Hoeveel mensen komen om in het verkeer?
Verkeersdoden naar vervoerswijze
38 procent van de verkeersdoden in 2020 was een fietser en 32 procent een inzittende van een personenauto (158 bestuurders en 37 passagiers). Daarnaast overleden 44 motorrijders en 41 voetgangers. Vergeleken met een jaar eerder kwamen er meer fietsers om. Het aantal dodelijk verongelukte inzittenden van een personenauto was juist lager.
Leeftijd van verkeersdoden
De helft van de verkeersdoden in 2020 was 60 jaar of ouder. In totaal kwamen er 306 zestigplussers om in het verkeer, waaronder 108 tachtigplussers. De oudere dodelijke verkeersslachtoffers hebben relatief vaak een fietsongeval, terwijl verkeersslachtoffers jonger dan 60 jaar vaker omkomen bij een auto-ongeluk.

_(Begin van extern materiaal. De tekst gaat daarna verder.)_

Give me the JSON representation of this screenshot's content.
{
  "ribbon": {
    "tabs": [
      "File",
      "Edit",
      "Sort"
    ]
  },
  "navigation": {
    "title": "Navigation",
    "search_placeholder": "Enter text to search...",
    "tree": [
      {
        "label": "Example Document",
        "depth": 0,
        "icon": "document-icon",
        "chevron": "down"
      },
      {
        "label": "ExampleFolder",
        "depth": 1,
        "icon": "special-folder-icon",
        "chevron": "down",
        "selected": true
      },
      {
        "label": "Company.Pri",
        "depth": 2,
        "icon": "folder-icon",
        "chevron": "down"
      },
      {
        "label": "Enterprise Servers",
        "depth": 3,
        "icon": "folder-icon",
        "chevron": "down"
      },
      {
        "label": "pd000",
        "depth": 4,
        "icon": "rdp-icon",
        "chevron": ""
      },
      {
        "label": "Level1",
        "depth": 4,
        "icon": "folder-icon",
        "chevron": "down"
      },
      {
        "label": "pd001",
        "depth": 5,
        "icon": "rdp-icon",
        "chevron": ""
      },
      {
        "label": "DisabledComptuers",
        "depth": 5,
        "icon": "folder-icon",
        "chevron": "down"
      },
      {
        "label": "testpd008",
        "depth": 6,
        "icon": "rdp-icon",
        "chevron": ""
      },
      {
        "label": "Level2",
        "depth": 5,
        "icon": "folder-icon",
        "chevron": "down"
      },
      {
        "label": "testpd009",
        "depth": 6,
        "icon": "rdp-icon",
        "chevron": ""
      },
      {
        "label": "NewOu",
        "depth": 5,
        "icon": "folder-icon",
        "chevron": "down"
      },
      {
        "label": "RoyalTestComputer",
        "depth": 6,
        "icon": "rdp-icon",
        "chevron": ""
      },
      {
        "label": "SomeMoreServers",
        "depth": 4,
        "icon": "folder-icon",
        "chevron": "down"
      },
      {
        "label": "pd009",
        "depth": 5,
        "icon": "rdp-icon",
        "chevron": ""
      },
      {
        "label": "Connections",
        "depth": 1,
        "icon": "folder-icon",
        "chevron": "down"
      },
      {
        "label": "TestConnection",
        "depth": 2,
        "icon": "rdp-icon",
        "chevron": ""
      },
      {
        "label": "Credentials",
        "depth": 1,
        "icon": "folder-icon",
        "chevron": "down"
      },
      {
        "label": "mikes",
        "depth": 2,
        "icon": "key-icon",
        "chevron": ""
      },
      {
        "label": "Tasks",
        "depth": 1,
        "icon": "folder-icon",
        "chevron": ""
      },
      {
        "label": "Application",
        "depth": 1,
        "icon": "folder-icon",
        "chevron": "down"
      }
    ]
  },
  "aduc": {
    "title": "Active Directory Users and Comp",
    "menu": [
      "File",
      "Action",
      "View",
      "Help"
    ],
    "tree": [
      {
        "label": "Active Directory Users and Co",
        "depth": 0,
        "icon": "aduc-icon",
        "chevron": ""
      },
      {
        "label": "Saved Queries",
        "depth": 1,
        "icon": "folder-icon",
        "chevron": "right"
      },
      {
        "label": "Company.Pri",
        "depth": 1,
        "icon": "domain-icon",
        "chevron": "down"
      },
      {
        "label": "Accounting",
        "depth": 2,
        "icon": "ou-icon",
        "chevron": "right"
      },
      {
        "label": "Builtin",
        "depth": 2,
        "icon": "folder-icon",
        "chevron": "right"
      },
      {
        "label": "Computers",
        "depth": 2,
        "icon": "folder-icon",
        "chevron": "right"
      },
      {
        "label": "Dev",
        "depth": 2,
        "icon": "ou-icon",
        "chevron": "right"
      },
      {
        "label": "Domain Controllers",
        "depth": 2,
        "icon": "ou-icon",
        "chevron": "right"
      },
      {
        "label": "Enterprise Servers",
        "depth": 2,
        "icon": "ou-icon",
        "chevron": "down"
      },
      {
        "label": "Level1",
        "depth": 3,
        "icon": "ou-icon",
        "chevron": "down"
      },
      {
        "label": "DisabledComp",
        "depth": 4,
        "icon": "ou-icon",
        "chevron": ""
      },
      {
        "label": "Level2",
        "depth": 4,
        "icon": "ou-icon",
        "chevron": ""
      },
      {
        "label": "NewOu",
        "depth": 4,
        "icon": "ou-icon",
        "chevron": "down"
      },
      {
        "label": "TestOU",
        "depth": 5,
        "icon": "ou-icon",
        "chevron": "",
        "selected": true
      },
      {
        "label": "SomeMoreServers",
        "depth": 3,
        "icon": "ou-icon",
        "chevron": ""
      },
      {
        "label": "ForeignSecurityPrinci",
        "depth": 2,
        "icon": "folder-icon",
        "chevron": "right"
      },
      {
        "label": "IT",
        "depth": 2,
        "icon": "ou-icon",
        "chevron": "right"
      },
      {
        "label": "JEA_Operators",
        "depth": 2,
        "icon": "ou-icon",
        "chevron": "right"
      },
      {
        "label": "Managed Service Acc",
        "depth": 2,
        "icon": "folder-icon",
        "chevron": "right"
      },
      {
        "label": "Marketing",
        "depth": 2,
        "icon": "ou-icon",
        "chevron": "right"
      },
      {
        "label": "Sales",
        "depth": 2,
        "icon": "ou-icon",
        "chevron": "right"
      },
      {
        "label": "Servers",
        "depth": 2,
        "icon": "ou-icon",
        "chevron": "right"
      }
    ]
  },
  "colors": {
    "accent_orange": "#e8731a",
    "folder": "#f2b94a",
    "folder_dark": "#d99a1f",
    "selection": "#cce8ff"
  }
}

Verkeersdoden naar geslacht
Er komen meer mannen dan vrouwen om in het verkeer. Dit gold in 2020 voor alle vervoerswijzen en alle leeftijdsgroepen. In 2020 stierven 453 mannen en 157 vrouwen als gevolg van een verkeersongeval. Dit betekent dat 74 procent van de verkeersdoden een man was. Het aandeel mannelijke verkeersdoden schommelt al jaren tussen de 70 en de 75 procent. Het aandeel mannen onder de verkeersdoden is vooral hoog onder de 40- tot 50-jarigen, van wie 90 procent van de verkeersdoden een man is.Verkeersdoden per provincie
In Noord-Brabant viel het hoogste aantal dodelijkste slachtoffers van verkeersongevallen, maar het aantal verkeersdoden is er ook het sterkst gedaald. In 2020 vielen daar 99 dodelijke verkeersslachtoffers, tegen 142 in 2019 en 150 in 2018. Na Noord-Brabant kwamen de meeste mensen om in het verkeer in Noord-Holland (87 verkeersdoden) en Gelderland (85 verkeersdoden). In Flevoland was het aantal verkeersdoden met 10 overledenen het laagst.